Más allá de la Operación Jaque
Golpe al humanitarismo
El inesperado rescate militar de los 15 secuestrados llevado a cabo sin un solo disparo ha propinado un fuerte golpe no solo a las FARC sino a la ideología del humanitarismo pacifista.
Desde una perspectiva heredera de la Ilustración, y específicamente de las tesis kantianas de la paz perpetua, muchos conciben el drama de los secuestrados que están en poder de las FARC como una situación de injusticia e inhumanidad ante la que se impone la solución política negociada –casi a cualquier costo– como un deber moral y político. En tal razonamiento hay quienes ven una muestra de caridad y solidaridad cristianas. No es así. Y no lo es porque la Humanidad a la que apelan para reclamar la legitimidad de participar en la solución del conflicto armado no se funda en la constatación de una común naturaleza humana y en el sincero deseo de colaboración, sino en una ideología política tan particularista como cualquier otra, a pesar de que invoque un ideal universal que después de la Segunda Guerra Mundial recibe en Occidente un reconocimiento casi unánime.
Carl Schmitt hacía notar que la humanidad no es un concepto político porque asume que en el mundo no hay amigos y enemigos. Trayendo a colación a Proudhon apuntaba que “quien dice humanidad quiere engañar”. Es decir, recubrir o legitimar sus pretensiones políticas.

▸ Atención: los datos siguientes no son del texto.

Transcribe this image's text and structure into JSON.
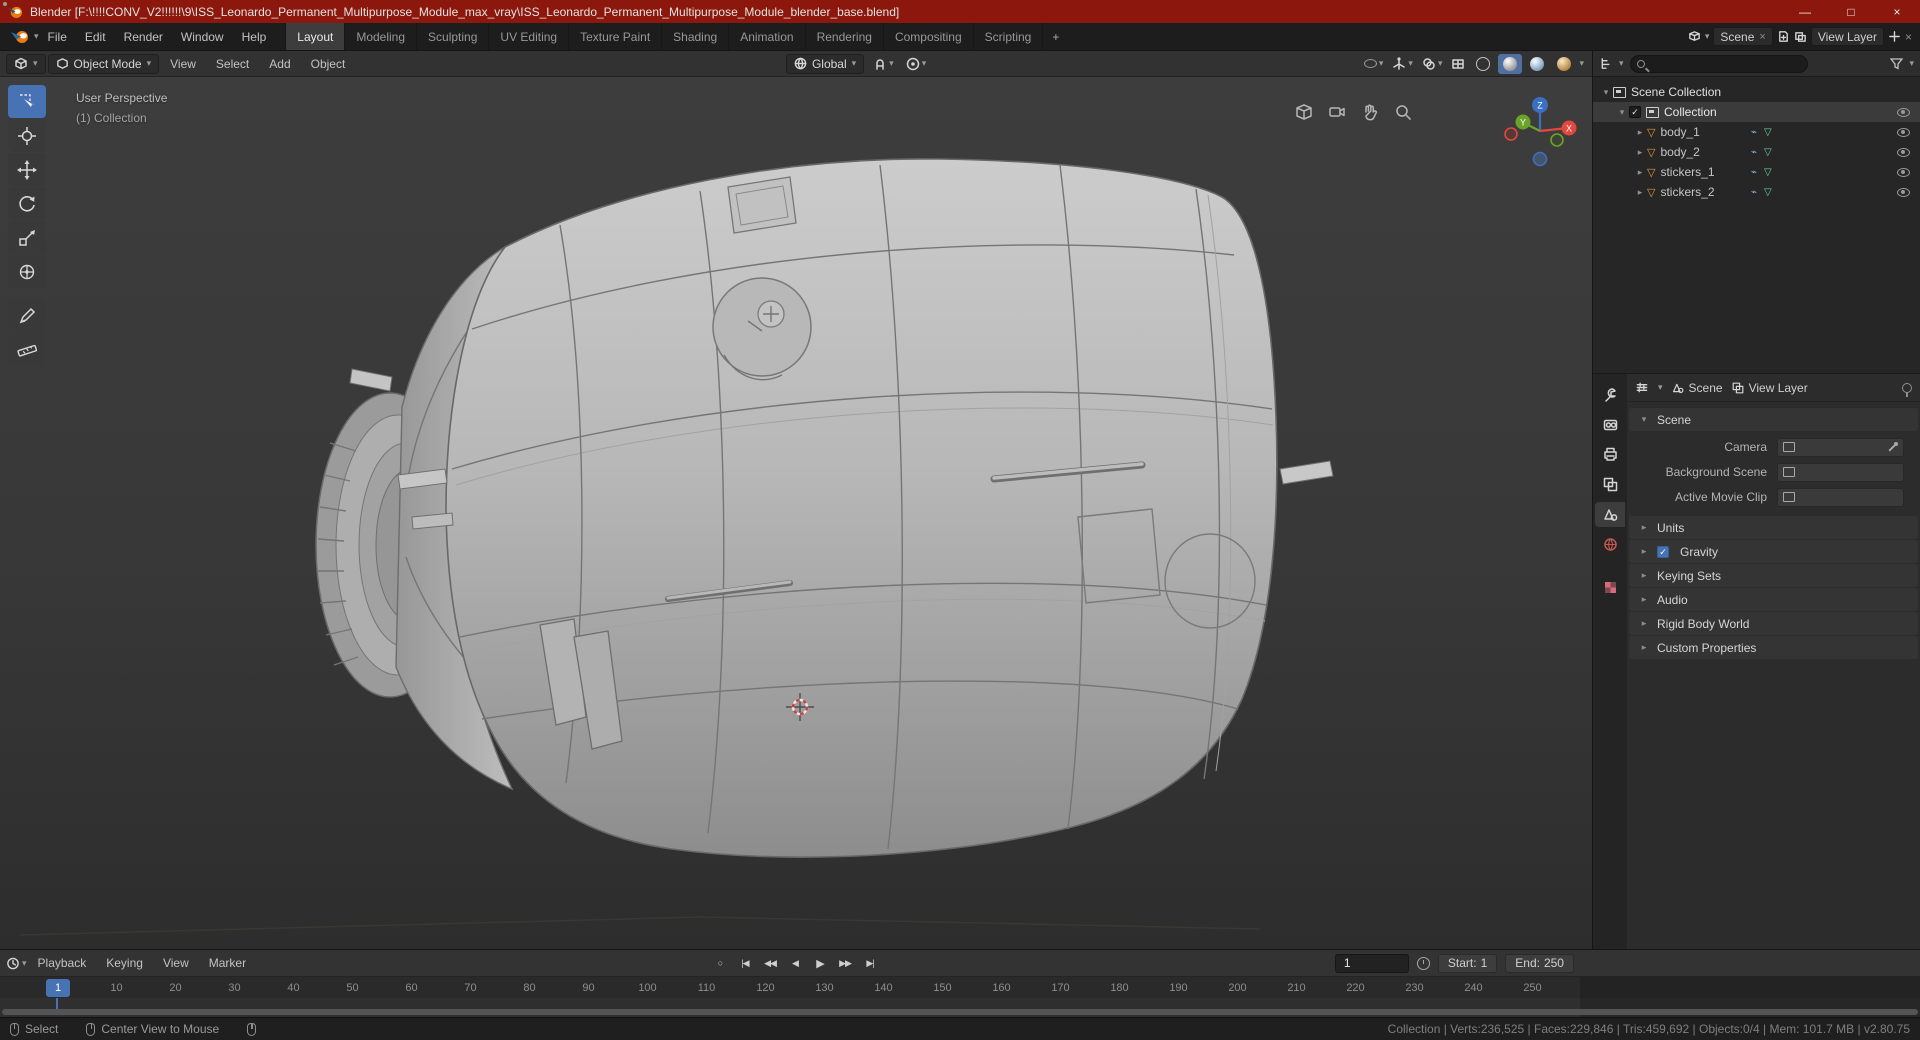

Para Hugo Chávez y Rafael Correa por ejemplo, la intervención en el conflicto colombiano a través de las mediaciones con las FARC no requería autorización y limitación alguna por parte del Gobierno de Bogotá, pues en último término la buena conciencia no se puede detener ante las injusticias, y menos ante las fronteras. Tal razonamiento llevó al presidente venezolano a declararse partidario de reconocerle estatuto de beligerancia a la guerrilla, con la lógica de que solo esto haría posible la liberación de todos los secuestrados. Ignoraba que a las FARC se le reconoce desde hace años en Colombia e implícitamente en el exterior la condición de actor político (status político), suficiente para negociar y ser interlocutor de los Gobiernos legítimos. De hecho, por sí mismos los diálogos durante tres años en la zona del Caguán así lo ratifican, cuyo icono fue la foto del presidente Andrés Pastrana con el histórico líder fariano, Manuel Marulanda Vélez, alias “Tirofijo”.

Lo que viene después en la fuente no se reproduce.